Prince William and Kate Middleton's Kensington Palace home is undergoing extensive refurbishment costing £1million ahead of the arrival of the royal baby.
Apartment 1A of the central London residence is undergoing a complete overhaul which is due to be completed this autumn.
Interior renovations on the 21-room abode, the former home of Princess Margaret , have cost £600,000. A further £400,000 was spent on repairs to the roof.
The prospective family home has had its heating, water and electrical systems replaced. Essential works to clear asbestos contamination have also been carried out.
William and Kate, who are currently living in the modest two-bedroom Nottingham Cottage in the palace grounds, are expected to move into the 21-room property with their new baby in the autumn once the works are complete.
Their new home was last lived in by Princess Margaret and had not been refurbished since the early Sixties.
While the home is described as an apartment, the term is misleading.
Apartment 1A is in fact a four-storey house and comprises staff quarters, a nursery, extensive living quarters, entertaining space and a walled garden.
It forms half of the Clock Tower wing, designed by Sir Christopher Wren for King William and Queen Mary in the 17th century.

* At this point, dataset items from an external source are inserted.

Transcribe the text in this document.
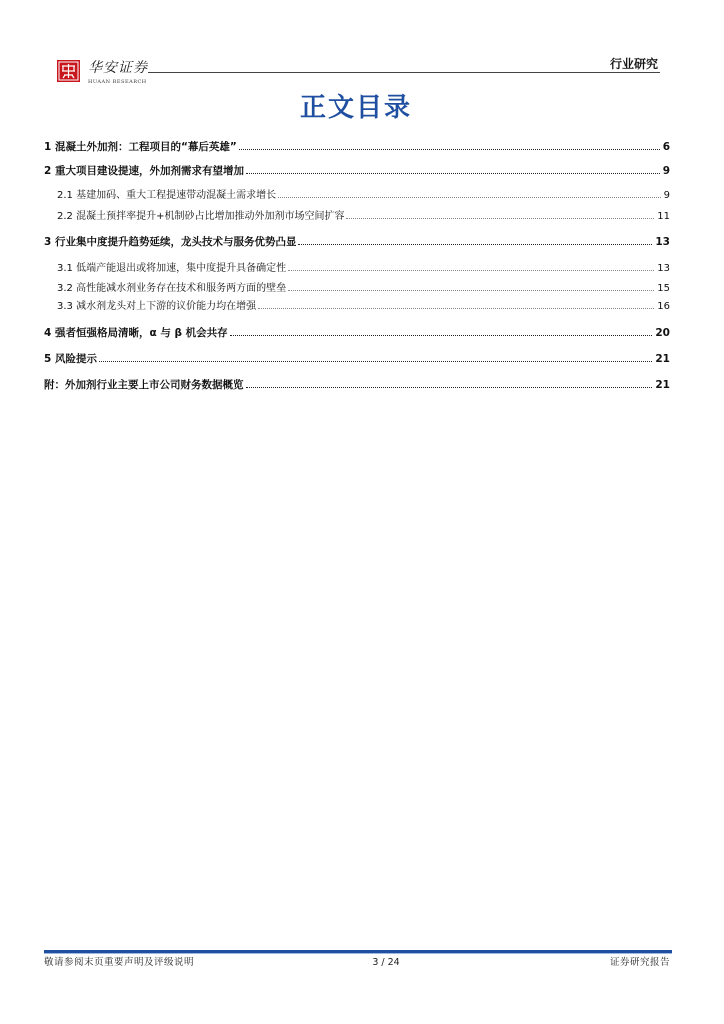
华安证券
HUAAN RESEARCH
行业研究
正文目录
1 混凝土外加剂：工程项目的“幕后英雄”	6
2 重大项目建设提速，外加剂需求有望增加	9
2.1 基建加码、重大工程提速带动混凝土需求增长	9
2.2 混凝土预拌率提升+机制砂占比增加推动外加剂市场空间扩容	11
3 行业集中度提升趋势延续，龙头技术与服务优势凸显	13
3.1 低端产能退出或将加速，集中度提升具备确定性	13
3.2 高性能减水剂业务存在技术和服务两方面的壁垒	15
3.3 减水剂龙头对上下游的议价能力均在增强	16
4 强者恒强格局清晰，α 与 β 机会共存	20
5 风险提示	21
附：外加剂行业主要上市公司财务数据概览	21
敬请参阅末页重要声明及评级说明	3 / 24	证券研究报告
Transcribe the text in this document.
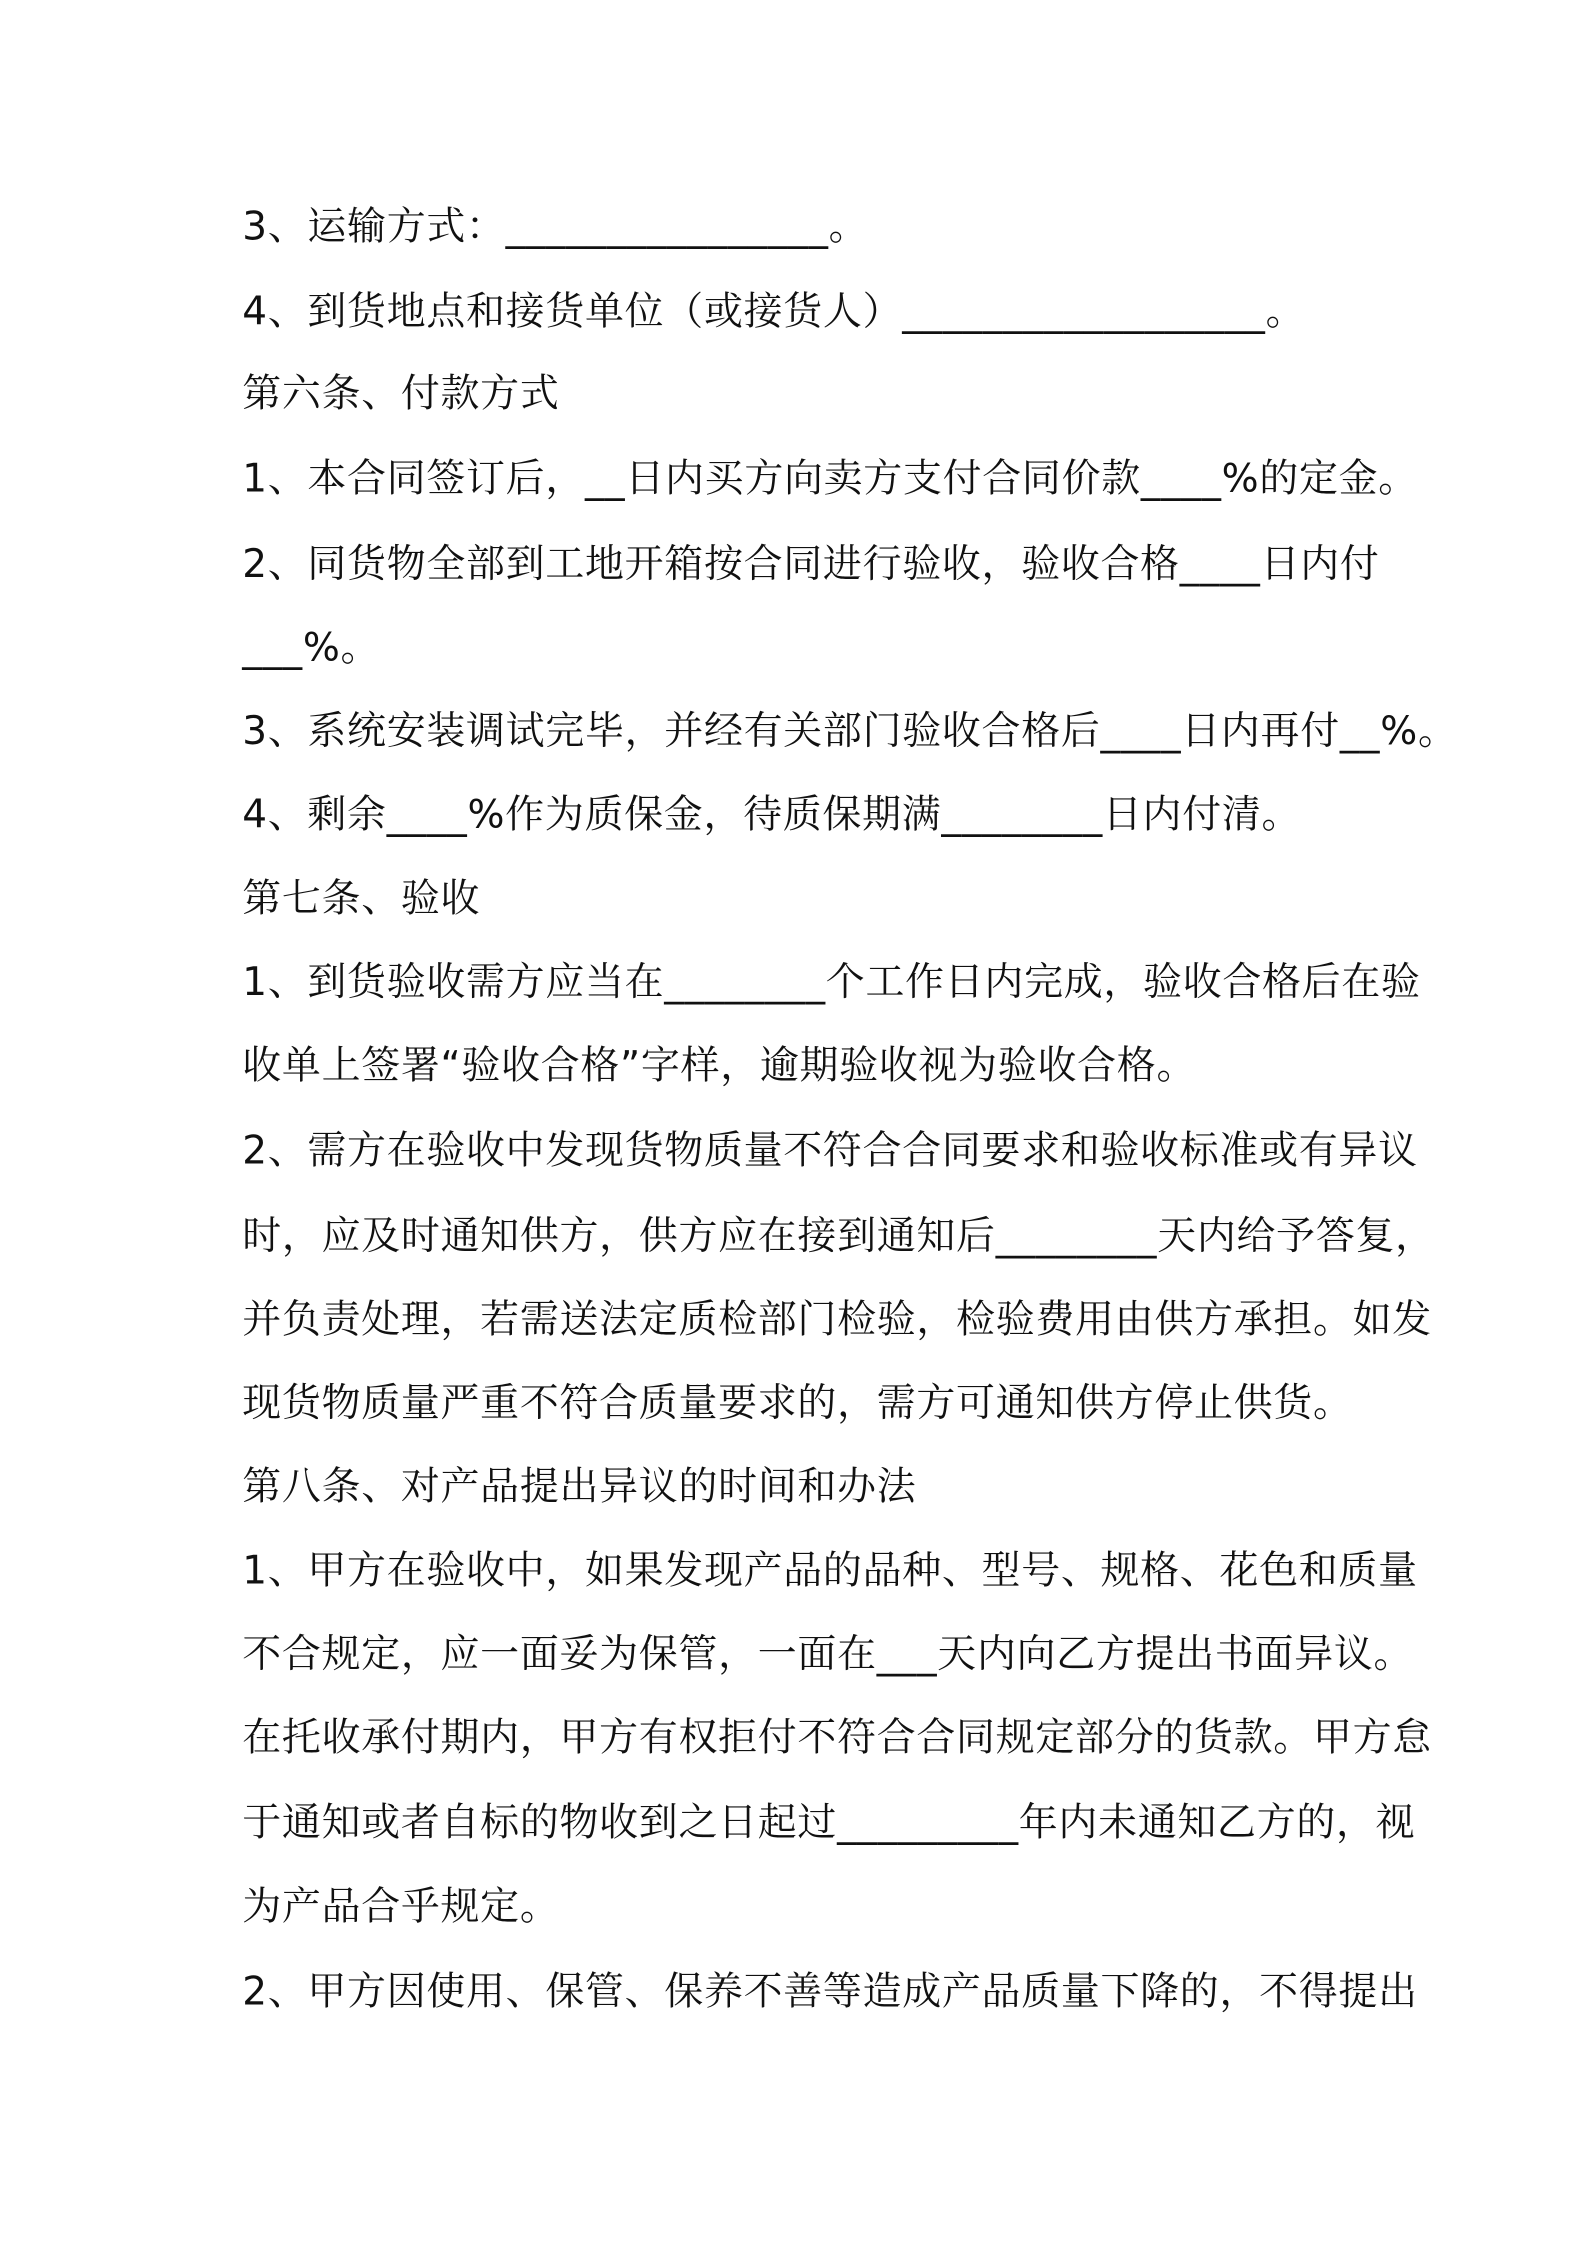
3、运输方式：________________。
4、到货地点和接货单位（或接货人）__________________。
第六条、付款方式
1、本合同签订后，__日内买方向卖方支付合同价款____%的定金。
2、同货物全部到工地开箱按合同进行验收，验收合格____日内付
___%。
3、系统安装调试完毕，并经有关部门验收合格后____日内再付__%。
4、剩余____%作为质保金，待质保期满________日内付清。
第七条、验收
1、到货验收需方应当在________个工作日内完成，验收合格后在验
收单上签署“验收合格”字样，逾期验收视为验收合格。
2、需方在验收中发现货物质量不符合合同要求和验收标准或有异议
时，应及时通知供方，供方应在接到通知后________天内给予答复，
并负责处理，若需送法定质检部门检验，检验费用由供方承担。如发
现货物质量严重不符合质量要求的，需方可通知供方停止供货。
第八条、对产品提出异议的时间和办法
1、甲方在验收中，如果发现产品的品种、型号、规格、花色和质量
不合规定，应一面妥为保管，一面在___天内向乙方提出书面异议。
在托收承付期内，甲方有权拒付不符合合同规定部分的货款。甲方怠
于通知或者自标的物收到之日起过_________年内未通知乙方的，视
为产品合乎规定。
2、甲方因使用、保管、保养不善等造成产品质量下降的，不得提出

The renovations will allow William, Kate and Prince Harry to accommodate their private and press offices at Kensington Palace, or 'KP' as Princess Diana used to call it.
Overall, there was a £9.1million bill for maintaining the royal properties and palaces for 2012-2013.
Buckingham Palace accounts revealed that the public bill for running the monarchy over the past year has amounted to £33.3million, up £900,000 or 2.6 per cent from the previous year.
The Palace insisted that the net expenditure for 2012-2013 was a small reduction in real terms after inflation.
"The Royal Household has continued to reduce its expenditure funded by the taxpayer in successive years since 2008-9, achieving a real terms reduction of 24 per cent over the last five years," said Sir Alan Reid, Keeper of the Privy Purse.
The Palace said that the £33.3 million overall cost to the taxpayer is the equivalent of 53p a year to every person and represents an 80 per cent fall in real terms since 1994.